Does order of random variables matter in chain rule (probability)

473 Views Asked by At

Suppose that we have the joint distribution of two random variables $X, Y$. Does it matter if we write it as $P(X, Y)$ or $P(Y, X)$? I would say yes if when substitute for their values we are not specifying which value each variable it takes. I want to clear this out because I am not sure if some manipulations are allowed when applying the chain rule (see below).

For, example suppose that $P(X=1, Y=2) = 0.2$, then $P(Y=2, X=1)$ should be also equal to $0.2$. But if we had written $P(1, 2)$ (assuming the distribution was given as $P(X, Y)$) then $P(1, 2)$ should not equal necessary to $P(2, 1)$. Does this mean that we have to be consistent in the order when we write the chain rule?

Chain rule

Is it valid to write the chain rule (assuming 4 variables):

$$P(X_4, X_3, X_2, X_1) = P(X_4 | X_3, X_2, X_1) \cdot P(X_3, X_2, X_1)$$

as:

$$P(X_1, X_2, X_4, X_3) = P(X_4 | X_1, X_3, X_2) \cdot P(X_1, X_2, X_3)$$

where the ordering is no longer consistent?

1

There are 1 best solutions below

0
On

Suppose that we have the joint distribution of two random variables $X,Y$. Does it matter if we write it as $P(X,Y)$ or $P(Y,X)$?

It does not matter too much, because both notations are misleading. You are confusing random variables with their values, and you are confusing probabilities and probability mass functions. This is where all the problems you are having start.
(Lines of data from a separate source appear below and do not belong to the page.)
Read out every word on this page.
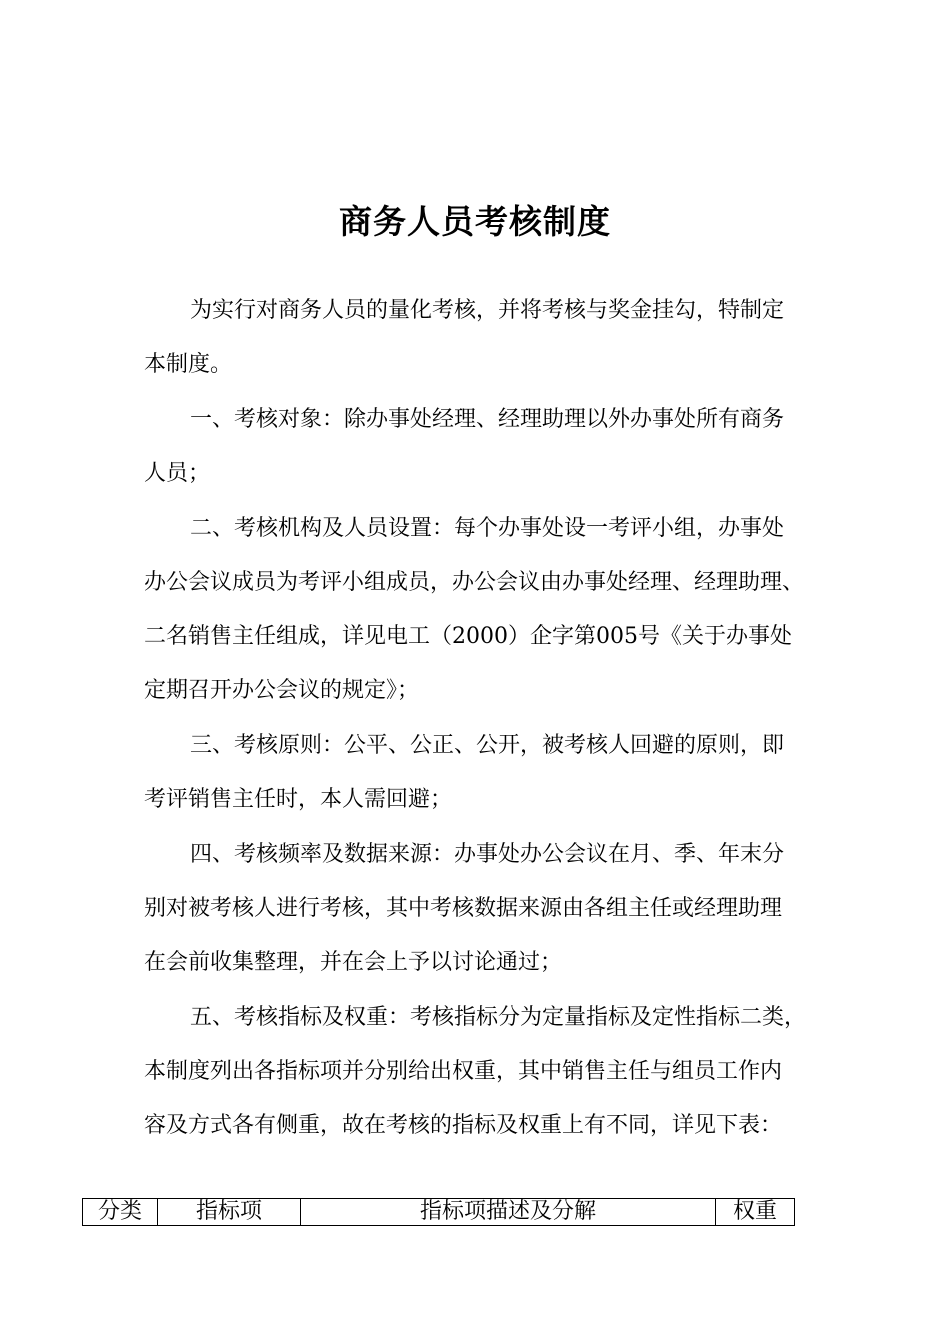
商务人员考核制度
为实行对商务人员的量化考核，并将考核与奖金挂勾，特制定
本制度。
一、考核对象：除办事处经理、经理助理以外办事处所有商务
人员；
二、考核机构及人员设置：每个办事处设一考评小组，办事处
办公会议成员为考评小组成员，办公会议由办事处经理、经理助理、
二名销售主任组成，详见电工（2000）企字第005号《关于办事处
定期召开办公会议的规定》；
三、考核原则：公平、公正、公开，被考核人回避的原则，即
考评销售主任时，本人需回避；
四、考核频率及数据来源：办事处办公会议在月、季、年末分
别对被考核人进行考核，其中考核数据来源由各组主任或经理助理
在会前收集整理，并在会上予以讨论通过；
五、考核指标及权重：考核指标分为定量指标及定性指标二类，
本制度列出各指标项并分别给出权重，其中销售主任与组员工作内
容及方式各有侧重，故在考核的指标及权重上有不同，详见下表：
分类	指标项	指标项描述及分解	权重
A better way to give the joint probability mass function of $X$ and $Y$ is to define it as $p_{XY}(x,y) = P(X=x \text{ and }Y=y)$. It doesn't matter what the input variables $x,y$ are named; you can also define $p_{XY}(a,b)$ as $P(X=a \text{ and }Y=b)$. You can also define $p_{YX}(a,b)$ as $P(Y=a \text{ and }X=b)$.

Now it is true that $p_{XY}(1,2) = p_{YX}(2,1)$, because these end up as probabilities of the same event. However, there is no reason why $p_{XY}(1,2)$ should be equal to $p_{XY}(2,1)$.

Even this notation is not perfect: we may prefer $p_{X,Y}(a,b)$, so that we do not confuse this with the probability mass function of the random variable $XY$ (the product of $X$ and $Y$). But that's an unlikely confusion.

You can write the chain rule $$ p_{X_1X_2X_4X_3}(a,b,c,d) = p_{X_4 \mid X_1 X_3 X_2}(c,a,d,b) p_{X_1 X_2 X_3} (a,b,d) $$ with an appropriate definition of $p_{X_4 \mid X_1 X_3 X_2}$. The three functions put their variables in inconsistent orders, but the result is still valid, because we make sure that the variables $a,b,c,d$ consistently correspond to the same random variables throughout.

Often, to make this correspondence clear, we use a lowercase $x_i$ for the input variable corresponding to the random variable $X_i$. Then we would write $$ p_{X_1X_2X_4X_3}(x_1, x_2, x_4, x_3) = p_{X_4 \mid X_1 X_3 X_2}(x_4, x_1, x_3, x_2) p_{X_1 X_2 X_3} (x_1, x_2, x_3) $$ and it is tempting to drop the subscripts, because it feels like we are giving the ordering information twice. But we should not drop the subscripts, because we may plug in values for $x_1, x_2, x_3, x_4$ and then only $X_1, X_2, X_3, X_4$ will be telling us the order. For instance, we might set $x_1=x_2=1, x_3=2, x_4=5$ and write $$ p_{X_1X_2X_4X_3}(1, 1, 5, 2) = p_{X_4 \mid X_1 X_3 X_2}(5, 1, 2, 1) p_{X_1 X_2 X_3} (1,1,2). $$ Now only the subscripts are telling us what these numbers mean.